Epilepsy - Surgical Consultation and Therapy
Surgery to reduce or control seizures is a well established option for children and adults with epilepsy when medical therapies have failed.
Surgery may be considered when:
- Medications have failed to control seizures
- The seizures start from one part of the brain
- There is a localized lesion in the brain
- The surgery will not cause damage to important skills like speech, memory or motor function
Surgical evaluation is an extensive process that requires a multidisciplinary team including specialists in neurology, neurosurgery, neurophysiology, neuropathology and neuropsychology. A first step is inpatient EEG-Video monitoring to identify where seizures originate in the brain. Additional testing, such as a brain MRI, helps evaluate brain anatomy. We also perform functional studies like PET or SPECT scans.

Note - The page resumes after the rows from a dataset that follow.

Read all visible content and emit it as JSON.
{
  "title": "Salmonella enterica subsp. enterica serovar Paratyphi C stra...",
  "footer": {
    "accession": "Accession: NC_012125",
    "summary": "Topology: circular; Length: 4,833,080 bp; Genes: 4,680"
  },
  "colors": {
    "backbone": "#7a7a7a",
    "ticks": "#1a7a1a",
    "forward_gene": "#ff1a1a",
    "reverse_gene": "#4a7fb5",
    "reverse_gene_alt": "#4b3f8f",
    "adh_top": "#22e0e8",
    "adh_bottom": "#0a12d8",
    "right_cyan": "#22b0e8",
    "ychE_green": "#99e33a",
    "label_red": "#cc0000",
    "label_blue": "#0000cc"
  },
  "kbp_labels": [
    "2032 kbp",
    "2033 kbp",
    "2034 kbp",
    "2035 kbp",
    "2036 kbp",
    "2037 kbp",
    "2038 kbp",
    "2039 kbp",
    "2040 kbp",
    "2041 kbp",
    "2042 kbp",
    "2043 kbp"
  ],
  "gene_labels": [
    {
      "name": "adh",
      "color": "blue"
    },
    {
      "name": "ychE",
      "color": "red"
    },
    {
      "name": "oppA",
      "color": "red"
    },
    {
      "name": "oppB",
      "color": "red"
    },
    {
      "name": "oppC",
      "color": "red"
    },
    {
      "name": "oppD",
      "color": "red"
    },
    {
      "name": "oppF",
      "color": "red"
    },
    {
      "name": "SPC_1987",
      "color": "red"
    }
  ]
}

The decision to proceed with a further surgical evaluation and/or intervention is made after each phase of the work-up and comprehensive review of the findings by the epilepsy team.
The choice of surgical procedure depends on the nature of the seizure syndrome. The resection can be small and limited or more extensive.
In addition to stopping or reducing the frequency of seizures, surgical goals are to reduce the amount of medications and improve the child’s development and quality of life.
Recent studies show that earlier surgical evaluation and intervention may increase the chances for a better overall outcome.